Saturday, November 22, 2008

Is Palin Incoherent?

The excellent Language Log has two connected posts about the popular accusation that Sarah Palin speaks incoherently. The first, Bebop Language by Mark Liberman sets out the idea that exact transcripts of even brilliant speakers make them appear to be incoherent. This is echoed and commented on by Lizardbreath at Unfogged: I Think There's Something Wrong With The Methodology Here, who relates it to court transcripts. Liberman takes it back up again in an excellent summation Speaking (in)coherently, with reference to Donald Rumsfeld's "unknown unknowns," and political speech in general. An excerpt:
4) Listeners are also variable and unreliable. The same passage may strike one person as entirely lucid and another as so incoherent as to be hardly human. This effect is especially strong for people, groups, ideas, or ways of talking that elicit strong negative emotions: a hated celebrity, pronunciations or usages associated with a despised group, conceptual pet peeves, and so on. We've discussed many examples over the years, but perhaps none has been clearer than the Plain English Campaign's 2003 Foot in Mouth award to Donald Rumsfeld for his "unknown unknowns" remark.

7 comments:

Anonymous said...

That "unknown unknowns" comment was well known and fully understood by military people and anyone with knowledge of building prototype aircraft (particularly such as engineers).

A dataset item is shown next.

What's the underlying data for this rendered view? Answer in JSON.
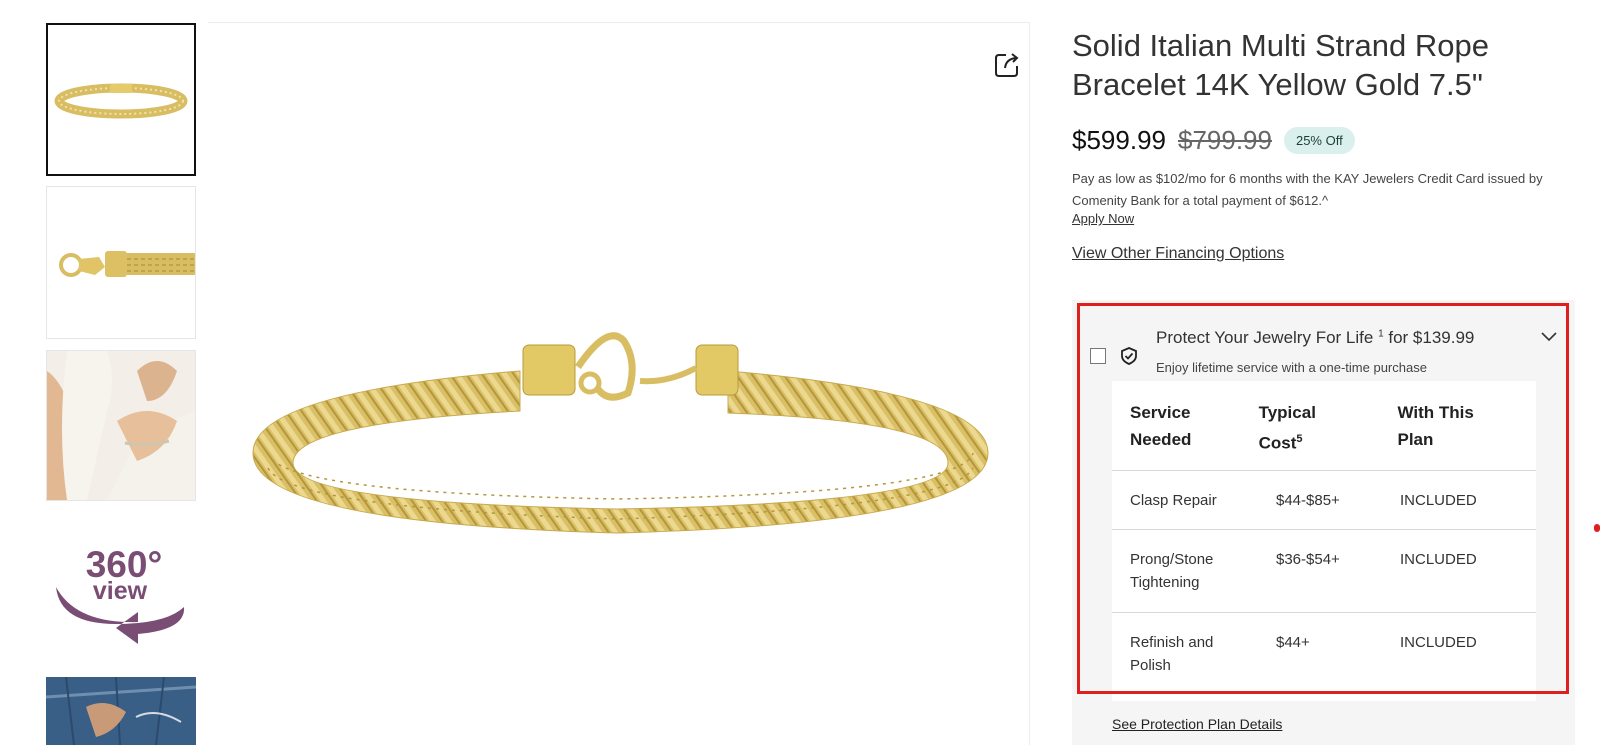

The known unknowns are the things we know we need to study and learn about to be successful in the undertaking. The unknown unknowns are those we find while working on the known unknowns. Quite simple, really.

But there are those who are "against" the project, or just snarky.

Larry Sheldon said...

Sarah Palin is anything but incoherent.

The fact that she is perfectly coherent in her beliefs is the very thing that make the leftists hate her.

She knows what she believes (without self-delusion in covering up cognitive dissonance, because she has none), she describes what she believes without trying to delude her audience, and her message is perfectly clear.

It is only the delusional that find her incoherent.

Anonymous said...

Palin, like George W. Bush, is the opposite of incoherent. What the critics really mean is that they don't agree with her. Calling someone incoherent is what people with weak arguments do to avoid arguing about substance.

Assistant Village Idiot said...

The point in the links - I assume you all dutifully followed them, class - is that yes, there are examples of Palin being incoherent. However, there are examples of everyone in politics being incoherent, including some people regarded as quite bright and speakers of clarity.

Anonymous said...

Does "incoherent" mean lacking in firm grammatical structure, or does it mean completely lacking in sense and meaning? Many critics of Palin deliberately equivocate on this, taking evidence of the former and then claiming the latter. One of the things I liked about Liberman's analysis was that he was not playing this game.

Anonymous said...

I have also observed that ordinary people become less grammatically coherent when they are trying to be more careful about what they say. Concerns about nuance, fairness or feelings constantly intrude and knock them off course. This is especially true in a situation where what they say is likely to be misrepresented or misinterpreted, as in the modern political media environment.

Thus, politicians often speak more coherently in prepared speeches (when the concerns are addressed carefully in advance) or in private conversation (when they can be more direct and less guarded). In a typical "press availability" they do less well.

A nimble verbal intelligence helps, of course -- but every other sort of intelligence will actually make this problem worse, since it will make you more aware of the pitfalls. Since you are more conscious of the mines, your path through the minefield becomes even less straight.

Larry Sheldon said...

I know of no authority for "incoherent means 'talks funny'", or "incoherent means 'talks differently from me'", or "incoherent means 'stutters'".

There is a difference between "incoherent" and "incomprehensible".

The later might be because the speaker is a lawyer, and I am not.